SUPER GT第6戦富士はカルソニックIMPUL GT-Rが優勝
ランキングトップにS Road REITO MOLA GT-Rが浮上

優勝したカルソニックIMPUL GT-R(松田次生/ジョアオ・パオロ・デ・オリベイラ)

2012年9月9日開催



 9月9日、2012 AUTOBACS SUPER GT第6戦「FUJI GT 300km RACE」の決勝レースが富士スピードウェイ(静岡県駿東郡小山町)で開催された。GT500クラスは、予選1位の12号車 カルソニックIMPUL GT-R(松田次生/ジョアオ・パオロ・デ・オリベイラ)が1度もトップを譲ることなくパーフェクトウィンで今季初優勝、GT300クラスは33号車 HANKOOK PORSCHE(影山正美/藤井誠暢)が31号車 apr HASEPRO PRIUS GT(新田守男/嵯峨宏紀)の追撃を振り切り今季2勝目となった。

 全8戦で行われるSUPER GTシリーズもこのレースを含め残り3戦。シリーズチャンピオン獲得の争いも佳境に入ってきた。各マシンに搭載されるウエイトハンデは、第2戦から第6戦までは獲得ポイントを2倍した重さ(ポイント×2kg)。第7戦は獲得ポイントの等倍kg。最終戦はウエイトハンデなしとなっている。今回の第6戦が最も重いウエイトを積んでのレースとなる。

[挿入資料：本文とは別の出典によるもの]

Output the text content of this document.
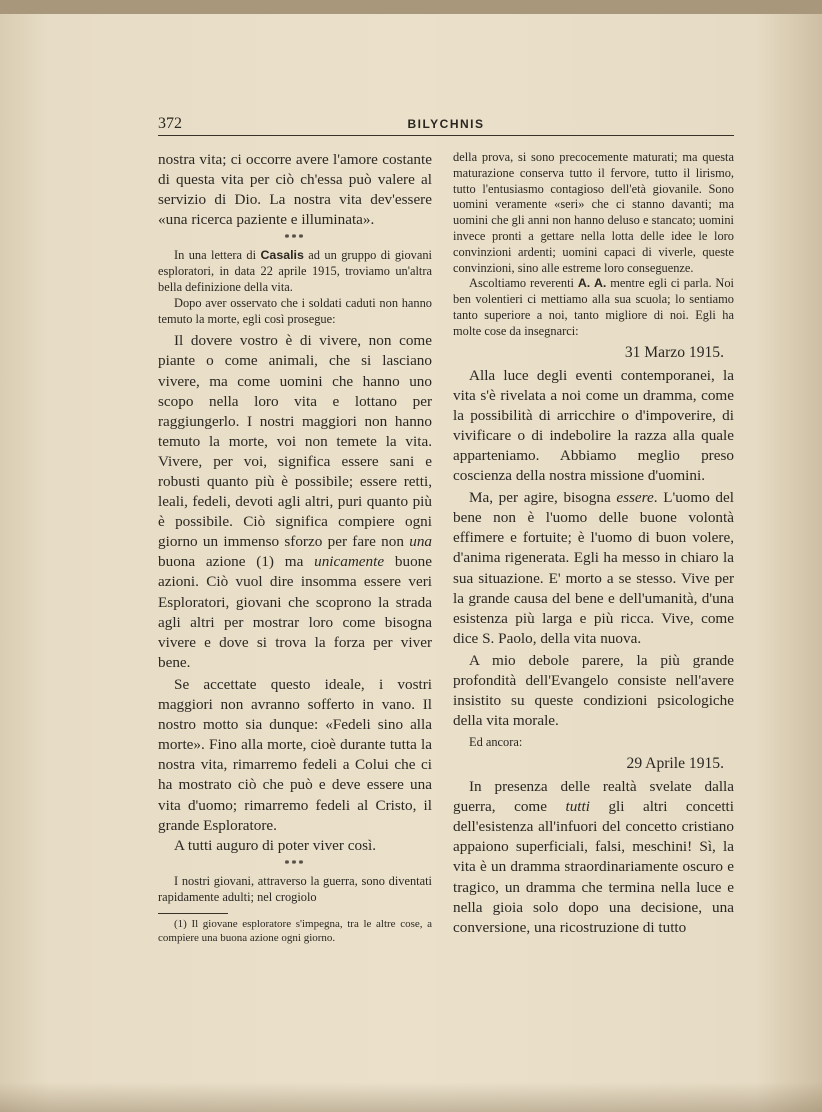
372	BILYCHNIS

nostra vita; ci occorre avere l'amore costante di questa vita per ciò ch'essa può valere al servizio di Dio. La nostra vita dev'essere «una ricerca paziente e illuminata».

***

In una lettera di Casalis ad un gruppo di giovani esploratori, in data 22 aprile 1915, troviamo un'altra bella definizione della vita.

Dopo aver osservato che i soldati caduti non hanno temuto la morte, egli così prosegue:

Il dovere vostro è di vivere, non come piante o come animali, che si lasciano vivere, ma come uomini che hanno uno scopo nella loro vita e lottano per raggiungerlo. I nostri maggiori non hanno temuto la morte, voi non temete la vita. Vivere, per voi, significa essere sani e robusti quanto più è possibile; essere retti, leali, fedeli, devoti agli altri, puri quanto più è possibile. Ciò significa compiere ogni giorno un immenso sforzo per fare non una buona azione (1) ma unicamente buone azioni. Ciò vuol dire insomma essere veri Esploratori, giovani che scoprono la strada agli altri per mostrar loro come bisogna vivere e dove si trova la forza per viver bene.

Se accettate questo ideale, i vostri maggiori non avranno sofferto in vano. Il nostro motto sia dunque: «Fedeli sino alla morte». Fino alla morte, cioè durante tutta la nostra vita, rimarremo fedeli a Colui che ci ha mostrato ciò che può e deve essere una vita d'uomo; rimarremo fedeli al Cristo, il grande Esploratore.

A tutti auguro di poter viver così.

***

I nostri giovani, attraverso la guerra, sono diventati rapidamente adulti; nel crogiolo

(1) Il giovane esploratore s'impegna, tra le altre cose, a compiere una buona azione ogni giorno.

della prova, si sono precocemente maturati; ma questa maturazione conserva tutto il fervore, tutto il lirismo, tutto l'entusiasmo contagioso dell'età giovanile. Sono uomini veramente «seri» che ci stanno davanti; ma uomini che gli anni non hanno deluso e stancato; uomini invece pronti a gettare nella lotta delle idee le loro convinzioni ardenti; uomini capaci di viverle, queste convinzioni, sino alle estreme loro conseguenze.

Ascoltiamo reverenti A. A. mentre egli ci parla. Noi ben volentieri ci mettiamo alla sua scuola; lo sentiamo tanto superiore a noi, tanto migliore di noi. Egli ha molte cose da insegnarci:

31 Marzo 1915.

Alla luce degli eventi contemporanei, la vita s'è rivelata a noi come un dramma, come la possibilità di arricchire o d'impoverire, di vivificare o di indebolire la razza alla quale apparteniamo. Abbiamo meglio preso coscienza della nostra missione d'uomini.

Ma, per agire, bisogna essere. L'uomo del bene non è l'uomo delle buone volontà effimere e fortuite; è l'uomo di buon volere, d'anima rigenerata. Egli ha messo in chiaro la sua situazione. E' morto a se stesso. Vive per la grande causa del bene e dell'umanità, d'una esistenza più larga e più ricca. Vive, come dice S. Paolo, della vita nuova.

A mio debole parere, la più grande profondità dell'Evangelo consiste nell'avere insistito su queste condizioni psicologiche della vita morale.

Ed ancora:

29 Aprile 1915.

In presenza delle realtà svelate dalla guerra, come tutti gli altri concetti dell'esistenza all'infuori del concetto cristiano appaiono superficiali, falsi, meschini! Sì, la vita è un dramma straordinariamente oscuro e tragico, un dramma che termina nella luce e nella gioia solo dopo una decisione, una conversione, una ricostruzione di tutto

 シリーズポイント争いで上位のチームは、今回の第6戦を取りこぼしなくしのげば、残り2戦を有利に戦える。ポイント下位のチームは、軽さを活かして上位入賞をするチャンスと言えよう。

GT500クラス
 GT500クラスの第5戦までのドライバーズポイントは、開幕戦で優勝し、その後も全戦でポイントを獲得してきた38号車 ZENT CERUMO SC430(立川祐路/平手晃平)が1位。シーズン序盤は出遅れたが、第4戦SUGOで3位、第5戦鈴鹿で優勝した昨年のチャンピオン1号車 S Road REITO MOLA GT-R(柳田真孝/ロニー・クインタレッリ)が2位に浮上してきた。第2戦で優勝した39号車 DENSO KOBELCO SC430(脇阪寿一/石浦宏明)が3位。開幕戦、第2戦で2位表彰台を獲得した100号車 RAYBRIG HSV-010(伊沢拓也/山本尚貴)はウエイトと積んでから失速、4位となっている。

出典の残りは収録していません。